Well now that's just bizarre, and after calling service stop the logs stopped coming, and the sudo sysdig -c fdcount_by proc.name "fd.type=file" file to 0 for mysql. So I had stopped the issue, but I hadn't figured out what had caused the problem. Why was the system trying to start mysql as a service on start up anyway? Especially if there wasn't anything in the /etc/rcN.d directory for it?

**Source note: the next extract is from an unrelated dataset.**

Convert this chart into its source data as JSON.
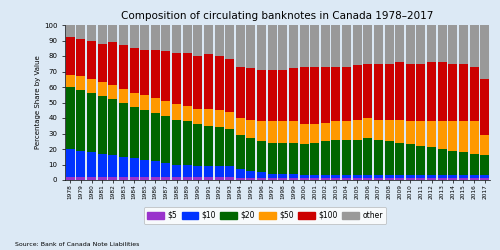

Well, the init scripts that run on startup and shutdown of the machine are actually located in the /etc/init.d directory, so something had to have gone wrong here. I quickly checked to see if I could reproduce my log errors:

ethan@Turing ~ $ sudo service mysql start
ethan@Turing ~ $ sudo service mysql status
mysql start/post-start, process 8047
    post-start process 8048
ethan@Turing ~ $ sudo service mysql status
mysql start/post-start, process 8122
    post-start process 8123
ethan@Turing ~ $ sudo service mysql status
mysql start/post-start, process 8122
    post-start process 8123
ethan@Turing ~ $ sudo service mysql status
mysql start/post-start, process 8192
    post-start process 8193
ethan@Turing ~ $ sudo service mysql stop
mysql stop/waiting

yup.

At this point, I thought about adding service mysql stop to my /etc/rc.local file to just stop the issue from happening. But that didn't seem like a good way to fix the problem, so I pressed on and found this and followed through with updating my overrides:

echo "manual" >> /etc/init/mysql.override
sudo reboot

And after my system booted back up?

ethan@Turing ~ $ sudo service mysql status
mysql stop/waiting

And my horrible broken mysql installation was fixed and no longer starting up at runtime anymore! Amazing what reading the documentation can do for one's problems.